WRVO's John Krauss Announces Retirement

March 9, 2010 by

OSWEGO -- He was the very first voice heard on the air when WRVO signed on more than four decades ago.  Along the way, he served in just about every capacity possible at the station -- and this morning, General Manager John Krauss announced he plans to retire at the end of the month.
Updated 3/10 with WRVO press release issued today.

Krauss made the announcement on the air, in the midst of WRVO's Spring Fundraiser.  The station also reported on Krauss' announcement on its Twitter feed -- but your editor, who didn't have much time to check Twitter today, thanks PD Fred Vigeant for contacting via email with the news.  Vigeant tells Krauss' last day will be March 31st.

According to the WRVO Staff Bio page, Krauss was instrumental in expanding the reach of WRVO across Central and Northern New York -- since WRVO signed on in 1969, the station has added a number of full-power repeaters and a number of translators in places like Syracuse, Utica, Watertown, Cortland and Hamilton.  WRVO also offers a full slate of programming on "WRVO Extra," its HD2 channel, which is also streamed online for listeners who either don't have HD Radio, or listen outside of HD signal range.

Full Press Release Issued 3/10/10 by WRVO

WRVO’s General Manager to Retire April 1
For Immediate Release

(Oswego)-  WRVO announces that long time General Manager John Krauss will retire on April 1st after 44 years in the radio business, 41 at WRVO.

Krauss started at WRVO on January 6, 1969 - the day the station signed on the air at SUNY-Oswego.  From a small 10 watt educational radio station, Krauss worked with his mentor Bill Shigley, a few staff and some college administrators who saw a big future for the fledgling station.  In the last four decades, WRVO has grown significantly during his tenure, the last 14 years with Krauss as GM.

WRVO increased its power to 1000 watts and joined NPR in January 1973 with the beginning of all-year service. Krauss was WRVO’s first news director and eventually worked his way though all areas of the operation. He was the station’s first morning host and later the long time producer of its old-time radio program, The WRVO Playhouse.

In 1976, WRVO increased its transmitter size again to 24,000 watts and began to serve the Syracuse region from its SUNY-Oswego home. The concept of listener supported radio was growing nationally and WRVO was no exception. Growth was dependent on the partnership between the listener and the College.  During 1977, Krauss guided the WRVO staff of five in its first on-air fundraising event.

By the mid 80's WRVO had expanded its coverage area with transmitters in Watertown and Utica and Krauss became WRVO’s Assistant Station Manager, focusing on business operations and development activities.  A decade later, Bill Shigley, WRVO’s first General Manager retired and Krauss was appointed to his current position.

Krauss has been active nationally with professional peer groups relating to public broadcasting development and management. He served on the board of Eastern Regional Public Media, an association of public radio stations throughout the eastern portion of the US stretching from the deep south to down east in New England.

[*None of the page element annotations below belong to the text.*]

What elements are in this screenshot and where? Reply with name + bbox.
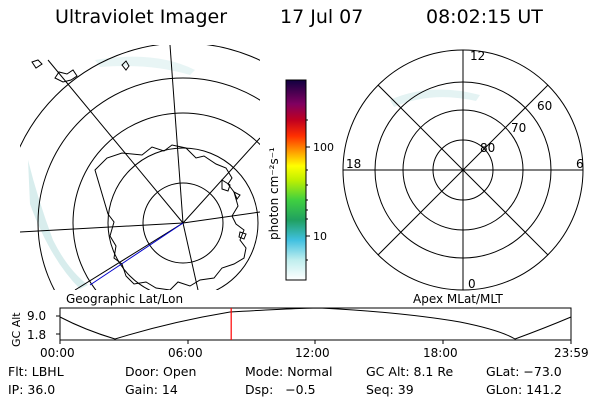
mlt-label-12: 12 — [470, 49, 485, 63]
glon-status: GLon: 141.2 — [486, 382, 562, 397]
timeline-xtick-0: 00:00 — [40, 346, 75, 360]
south-america-tip — [31, 59, 130, 83]
magnetic-map-label: Apex MLat/MLT — [413, 292, 503, 306]
door-status: Door: Open — [125, 364, 197, 379]
aurora-emission-left-top — [95, 56, 195, 75]
dsp-status: Dsp: −0.5 — [245, 382, 316, 397]
colorbar-tick-10: 10 — [313, 230, 327, 243]
colorbar-ticks — [306, 119, 310, 261]
seq-status: Seq: 39 — [366, 382, 414, 397]
timeline-xtick-3: 18:00 — [423, 346, 458, 360]
timeline-ytick-bottom: 1.8 — [27, 328, 46, 342]
time-label: 08:02:15 UT — [426, 6, 543, 28]
timeline-xtick-4: 23:59 — [554, 346, 589, 360]
lat-label-60: 60 — [537, 99, 552, 113]
magnetic-polar-plot — [342, 49, 584, 291]
timeline-xtick-1: 06:00 — [168, 346, 203, 360]
instrument-title: Ultraviolet Imager — [55, 6, 228, 28]
ip-status: IP: 36.0 — [8, 382, 56, 397]
gc-alt-status: GC Alt: 8.1 Re — [366, 364, 454, 379]
altitude-curve — [59, 307, 572, 340]
colorbar — [285, 79, 307, 281]
lat-label-80: 80 — [480, 141, 495, 155]
mlt-label-0: 0 — [468, 277, 476, 291]
lat-label-70: 70 — [511, 121, 526, 135]
aurora-emission-right — [390, 89, 480, 107]
timeline-ytick-top: 9.0 — [27, 309, 46, 323]
mode-status: Mode: Normal — [245, 364, 333, 379]
mlt-label-6: 6 — [576, 157, 584, 171]
timeline-ylabel: GC Alt — [10, 312, 23, 347]
antarctica-coastline — [94, 144, 247, 290]
altitude-timeline — [56, 307, 572, 344]
timeline-xtick-2: 12:00 — [295, 346, 330, 360]
glat-status: GLat: −73.0 — [486, 364, 562, 379]
geographic-map-label: Geographic Lat/Lon — [66, 292, 183, 306]
geographic-map — [20, 45, 260, 290]
aurora-emission-left — [28, 160, 88, 289]
filter-status: Flt: LBHL — [8, 364, 64, 379]
colorbar-unit-label: photon cm⁻²s⁻¹ — [267, 147, 281, 240]
date-label: 17 Jul 07 — [280, 6, 364, 28]
colorbar-tick-100: 100 — [313, 141, 334, 154]
mlt-label-18: 18 — [346, 157, 361, 171]
gain-status: Gain: 14 — [125, 382, 178, 397]
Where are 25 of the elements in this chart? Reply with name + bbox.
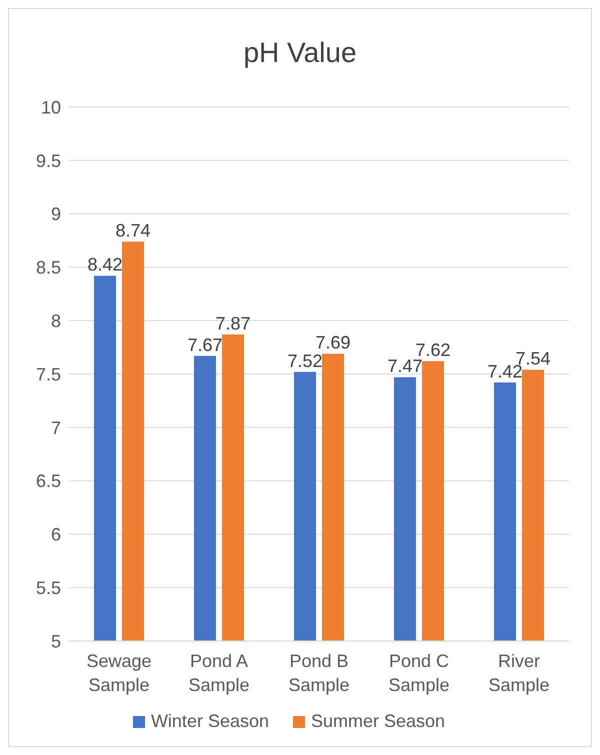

During his tenure, WRVO’s audience doubled and that growth led to increased listener and business financial contributions. WRVO became a 50,000 watt HD station and began WRVO Extra, a second news service. Combined with continued strong College support and federal funds through the Corporation for Public Broadcasting, WRVO became a very significant player in the Central New York media market.

Consistently ranking in the top 8 radio stations in Syracuse, WRVO became the premiere NPR News station for the region. Now 17 strong, the WRVO staff continues to deliver a quality radio service under Krauss’ leadership. Nationally, WRVO places in the top 15 NPR most listened to stations, based on percentage of population.

Krauss has reported on many of the events that shaped our world. Man on the Moon, Viet Nam and Middle Eastern Wars, national, state and local politics, environmental issues, the end of the Berlin Wall have all happened within the past 41 years.

Looking back Krauss said, “It has been a great time to be involved in radio. I’ve had a chance to work with wonderful people who shared the vision that WRVO could be all that it is today. Most of today’s WRVO staff are younger than the station, so it’s time to pass the torch and let them make WRVO even better. I’ll miss the regular interaction with our audience but I’m looking forward to the encore portion of my life with more challenges on the horizon.”

WRVO will celebrate Krauss’ 41 years at a special event in June with NPR’s Carl Kassel, who recently retired from his morning news gig. Krauss will also join Mark Lavonier for a look back at the 40 years of Old Time Radio on the WRVO Playhouse in late April.

WRVO is a multi-station service of SUNY-Oswego. Serving Syracuse, Utica, and Watertown and most of Central and Northern New York with a full-time news service and NPR programming.